Fernwalker fell into unconsciousness as her father carried her in his arms. Before she completely slipped away, she saw Eszhira lift Naiadne and follow, casting her eyes about in worry.
* * *
“Be free in the Dark,” Anuit whispered in Aradma’s ear. “I release you.”
Aradma felt the last of the shadowy bonds slip away, and Life filled her being, suffusing every cell. She opened the fullness of her link to the element, and now that the Dragon was fully integrated into her mind, she saw the elemental seal at the center of her being.
Athaym rose. His eyes glittered clearly now, and his lips pulled back into a snarl. Aradma witnessed the truth of his being, seeing his soul music spill in discord as he tried to establish his link to the Dark.
Anuit passed out. Aradma set her down gently and then rose to face him.
Fury rose within her, and then exploded through her veins. She hurled raw Life energy at him, even as he found his own connection to the Dark. Her Life rushed into his link, sucked into the Void.
“I will end you!” he shouted. He tried to channel and bring the Dark out through him, but it kept pulling at the Life she
threw at his center, falling in upon itself and collapsing back into the Void.
He shrieked in rage, cut off from the Dark.
Ten years of anguish from watching him twist Naiadne into a dark creature, ten years of torment from being trapped in a fragmented mind all came surging through her at once.
Aradma howled in a mother’s rage, pulling her lips back to bare her teeth. The cords on her neck pulled taut and then she shifted. Her howling became a roar, and the white leopard leaped across the chamber, knocking Athaym to the ground.
He froze, his breath knocked from him. She continued to channel Life, relentlessly plunging the energy into his link to the Dark. His eyes widened in bewilderment.

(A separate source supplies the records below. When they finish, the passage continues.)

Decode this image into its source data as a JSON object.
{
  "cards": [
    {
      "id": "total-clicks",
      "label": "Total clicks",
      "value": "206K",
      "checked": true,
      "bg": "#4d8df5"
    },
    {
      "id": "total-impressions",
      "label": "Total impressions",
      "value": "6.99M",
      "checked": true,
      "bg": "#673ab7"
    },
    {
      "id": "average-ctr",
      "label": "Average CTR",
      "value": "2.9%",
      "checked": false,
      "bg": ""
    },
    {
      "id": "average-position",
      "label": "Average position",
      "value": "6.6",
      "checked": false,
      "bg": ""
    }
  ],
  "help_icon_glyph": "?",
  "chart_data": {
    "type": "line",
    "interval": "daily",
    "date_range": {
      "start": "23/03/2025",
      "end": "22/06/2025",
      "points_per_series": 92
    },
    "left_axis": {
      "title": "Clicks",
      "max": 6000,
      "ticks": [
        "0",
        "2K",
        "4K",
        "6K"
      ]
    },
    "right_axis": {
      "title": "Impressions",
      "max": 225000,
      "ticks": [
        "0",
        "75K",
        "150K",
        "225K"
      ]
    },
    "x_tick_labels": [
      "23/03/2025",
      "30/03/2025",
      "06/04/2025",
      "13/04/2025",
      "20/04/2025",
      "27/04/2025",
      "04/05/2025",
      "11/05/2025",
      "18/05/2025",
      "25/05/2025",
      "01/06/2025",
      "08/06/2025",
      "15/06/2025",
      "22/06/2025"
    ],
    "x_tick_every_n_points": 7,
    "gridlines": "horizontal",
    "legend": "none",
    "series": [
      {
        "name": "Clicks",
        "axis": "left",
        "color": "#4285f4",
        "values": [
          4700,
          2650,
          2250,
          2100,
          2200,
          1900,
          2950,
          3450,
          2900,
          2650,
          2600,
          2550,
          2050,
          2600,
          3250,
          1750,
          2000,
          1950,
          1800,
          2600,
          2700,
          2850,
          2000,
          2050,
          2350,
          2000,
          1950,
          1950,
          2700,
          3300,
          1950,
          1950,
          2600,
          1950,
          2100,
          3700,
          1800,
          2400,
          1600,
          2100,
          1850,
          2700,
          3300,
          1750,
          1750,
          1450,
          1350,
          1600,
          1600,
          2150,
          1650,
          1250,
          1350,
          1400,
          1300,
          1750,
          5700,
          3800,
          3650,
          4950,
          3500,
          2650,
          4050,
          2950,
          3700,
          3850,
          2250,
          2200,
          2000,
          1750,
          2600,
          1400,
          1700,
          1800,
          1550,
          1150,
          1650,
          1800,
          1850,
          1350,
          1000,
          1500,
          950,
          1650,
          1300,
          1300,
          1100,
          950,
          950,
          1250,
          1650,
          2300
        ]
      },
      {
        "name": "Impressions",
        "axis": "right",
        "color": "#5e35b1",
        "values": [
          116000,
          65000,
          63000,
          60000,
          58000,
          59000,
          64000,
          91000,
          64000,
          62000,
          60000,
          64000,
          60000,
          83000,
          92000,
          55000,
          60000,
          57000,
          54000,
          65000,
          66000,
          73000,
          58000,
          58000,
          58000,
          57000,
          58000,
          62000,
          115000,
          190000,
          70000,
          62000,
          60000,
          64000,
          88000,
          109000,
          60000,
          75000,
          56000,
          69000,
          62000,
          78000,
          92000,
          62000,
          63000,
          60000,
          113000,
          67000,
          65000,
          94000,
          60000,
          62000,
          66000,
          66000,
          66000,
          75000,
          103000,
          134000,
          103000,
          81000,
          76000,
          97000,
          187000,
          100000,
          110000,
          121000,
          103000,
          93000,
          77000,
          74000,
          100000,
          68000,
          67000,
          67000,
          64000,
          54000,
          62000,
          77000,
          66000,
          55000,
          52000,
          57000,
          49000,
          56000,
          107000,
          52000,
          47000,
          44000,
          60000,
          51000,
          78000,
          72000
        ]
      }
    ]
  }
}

Her claws dug into his flesh, and she opened her mouth, roaring into his face.
He tried to struggle.
Growling, she plunged her canines into his chest, locking her leopard teeth around his ribs. His blood spurted through her teeth with delicious joy, and a primal surge of ecstasy shot through her feline sides as she fastened her teeth deeply within the flesh of his chest.
Athaym gurgled. The expression in his eyes was mixed with pain, but the surprise remained.
She yanked her jaws back and pulled his sternum out through his chest, cracking open his rib cage. She plunged her snout once more and bit deep into his heart, clamping her jaws over the beating muscle to feel its contractions spasm and weaken against her lips and tongue. Growls of feral rage ripped through her throat over the blood in intense delight. She tore it out of his body and consumed it.
Taer Koorla grew silent. Aradma sensed the tower’s fear.
Athaym’s body lay sprawled, shredded and lifeless in a pool of green blood amid chunks of flesh. His seelie eyes lay dark. Even in death, his face reflected a final thought: I am perplexed.
Aradma shifted back into elven form, still wearing the choros suit. She pulled Life around her, and finely woven foliage spread over her body, splitting apart the skin of the mollusks and clothing her instead in a bright green and orange gown.
The druid went to Anuit and lifted her in her arms. Healing life flowed into the sorceress, and Anuit wakened with a gasp. Her eyes opened wide, staring up at the seelie. At first, awe, and then joy, spread over her face, and she smiled. “You did it!”